GESTION

Les hedge funds pâtissent du retournement des marchés

Après un excellent début d'année, la performance des fonds alternatifs a plongé dans le rouge en mai. Ils ont été pris de revers par la brusque remontée de la volatilité.

Ce n'est pas encore l'avis de tempête. Mais les signaux concordent: les hedge funds n'ont pas été épargnés par le violent retournement des marchés. Après un très bon semestre, ce mois s'annonce comme l'un des plus des plus difficile pour l'industrie depuis un an. Au 22 mai, les stratégies alternatives avaient en moyenne reculé de 1,95% sur le mois selon l'indice quotidien HFRX Global, plus que les 1,15% engrangés en avril. Sur l'ensemble de l'année, l'indice ne progresse plus que de 2,95%.

Autre signe des temps, l'un des plus principaux «prime broker» au monde, ces partenaires privilégiés des hedge funds auxquels ils offrent des services de back-office, de prêt de titres et de financement, a contacté ses clients pour leur demander «compte tenu des turbulences actuelles» de l'informer sans délais de l'état de leur performance et de leur exposition au risque (levier, sensibilité au marché et à la volatilité). «Une telle requête est tout à fait inhabituelle», commente le responsable d'un fonds concerné, «cela sous-entend une certaine inquiétude».

«Cette phase de correction fait suite à un premier trimestre extraordinaire, le meilleur depuis longtemps», tempère Alexandre Rampa, gestionnaire de portefeuille chez 3A, filiale multigestion du groupe Syz. Pour un confrère, cette correction, qui a touché en premier lieu les marchés de matières premières et les pays émergents serait même «tout à fait salvatrice après les aberrations des dernières semaines. D'ailleurs, les hedge funds sont probablement les principaux responsables des mouvements observés sur ces marchés».
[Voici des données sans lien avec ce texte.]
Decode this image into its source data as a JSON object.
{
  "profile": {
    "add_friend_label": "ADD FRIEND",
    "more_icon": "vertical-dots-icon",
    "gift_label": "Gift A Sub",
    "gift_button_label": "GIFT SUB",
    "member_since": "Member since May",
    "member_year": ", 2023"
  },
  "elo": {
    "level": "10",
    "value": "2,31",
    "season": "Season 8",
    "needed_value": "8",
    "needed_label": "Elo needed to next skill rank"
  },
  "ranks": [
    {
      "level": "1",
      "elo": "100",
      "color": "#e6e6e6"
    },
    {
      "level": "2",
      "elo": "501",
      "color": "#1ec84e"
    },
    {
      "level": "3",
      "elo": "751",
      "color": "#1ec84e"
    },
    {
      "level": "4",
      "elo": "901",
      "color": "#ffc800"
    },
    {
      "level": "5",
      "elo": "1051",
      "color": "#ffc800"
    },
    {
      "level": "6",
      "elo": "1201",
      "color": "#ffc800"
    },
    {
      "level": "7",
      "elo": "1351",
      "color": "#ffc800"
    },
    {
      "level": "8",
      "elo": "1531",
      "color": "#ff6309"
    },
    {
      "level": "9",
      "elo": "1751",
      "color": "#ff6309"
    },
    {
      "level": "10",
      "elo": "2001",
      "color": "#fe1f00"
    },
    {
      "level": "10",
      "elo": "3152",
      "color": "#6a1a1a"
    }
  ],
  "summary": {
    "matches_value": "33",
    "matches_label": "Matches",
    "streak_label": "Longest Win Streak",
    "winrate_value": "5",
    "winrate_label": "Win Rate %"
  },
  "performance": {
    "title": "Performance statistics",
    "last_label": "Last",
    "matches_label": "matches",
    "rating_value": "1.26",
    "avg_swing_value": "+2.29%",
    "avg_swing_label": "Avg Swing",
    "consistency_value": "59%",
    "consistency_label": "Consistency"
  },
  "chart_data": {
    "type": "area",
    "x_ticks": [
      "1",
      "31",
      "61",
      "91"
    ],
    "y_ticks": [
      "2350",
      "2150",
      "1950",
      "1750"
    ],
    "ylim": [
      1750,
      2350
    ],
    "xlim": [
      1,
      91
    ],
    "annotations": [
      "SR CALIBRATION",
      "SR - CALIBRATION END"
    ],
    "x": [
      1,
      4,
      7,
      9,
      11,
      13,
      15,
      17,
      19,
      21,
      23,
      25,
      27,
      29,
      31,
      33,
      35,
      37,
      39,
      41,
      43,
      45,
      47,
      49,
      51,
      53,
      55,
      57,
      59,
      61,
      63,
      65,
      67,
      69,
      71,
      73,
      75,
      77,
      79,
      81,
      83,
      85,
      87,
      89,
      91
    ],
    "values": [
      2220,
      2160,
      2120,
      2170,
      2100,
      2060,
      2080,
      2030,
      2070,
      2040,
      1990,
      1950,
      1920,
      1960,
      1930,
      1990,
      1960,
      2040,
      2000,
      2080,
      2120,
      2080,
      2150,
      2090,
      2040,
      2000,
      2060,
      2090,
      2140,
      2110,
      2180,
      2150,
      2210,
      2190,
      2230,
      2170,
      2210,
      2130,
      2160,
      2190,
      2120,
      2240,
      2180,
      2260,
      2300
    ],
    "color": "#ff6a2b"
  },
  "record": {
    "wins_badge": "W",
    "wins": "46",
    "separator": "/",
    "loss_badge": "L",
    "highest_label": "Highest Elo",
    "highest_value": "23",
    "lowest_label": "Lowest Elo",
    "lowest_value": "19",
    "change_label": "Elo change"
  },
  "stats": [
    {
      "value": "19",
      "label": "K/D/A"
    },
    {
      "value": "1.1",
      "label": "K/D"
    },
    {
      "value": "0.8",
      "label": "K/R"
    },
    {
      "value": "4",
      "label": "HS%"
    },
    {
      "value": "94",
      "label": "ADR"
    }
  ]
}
Le marché du crédit à surveiller de près

La baisse des cours n'est pas seule à l'origine de leur contre-performance. «Certains ont subi de plein fouet le changement de régime de la volatilité. Ils s'étaient habitués à la volatilité écrasée des dernières années en ajustant leur politique d'investissement, notamment leur levier (ndlr: recours à l'endettement pour stimuler la performance) en conséquence», explique un gestionnaire. Il semble en effet que les hedge funds aient augmenté leur levier ces derniers temps: parce qu'ils estimaient avoir une bonne visibilité des marchés selon certains spécialistes, pour compenser la faiblesse des taux selon d'autres. Or, «la remontée brutale de la volatilité a mécaniquement fait exploser l'exposition au risque des fonds à fort levier. Pour la réduire, ils ont dû réduire leur levier et donc vendre, ce qui a nourri la chute des marchés».

S'il admet des baisses allant de 2 à 6% suivant les stratégies en mai, Alexande Rampa souligne que «les gestionnaires restent confiants. Ils évoquent une correction technique et réduisent leur exposition au risque, mais sans modifier la structure de leurs portefeuilles en profondeur. Ils jugent que les perspectives des sociétés sont bonnes et que le thème des matières premières reste porteur». D'ailleurs, contrairement aux rumeurs du printemps 2005, aucun spécialiste ne dit avoir entendu parler de fonds ayant souffert de pertes telles que leur survie serait menacée. Louis Zanolin du multigérant Peak Partners affiche la même sérénité: «Tout le monde redoute une forte correction dans l'industrie. Et pourtant, ça n'a pas l'air d'aller si mal. Certes, les fonds actions qui avaient un biais long (ndlr: acheteur) reculent. Mais sur l'année leur performance reste bonne.»

Reste que contrairement aux marchés émergents et aux matières premières, le marché du crédit américain n'a encore guère souffert de la remontée de l'aversion au risque. S'il venait lui aussi à décrocher, alors là, l'heure deviendrait autrement plus grave pour les hedge funds, met en garde un gérant de Genève.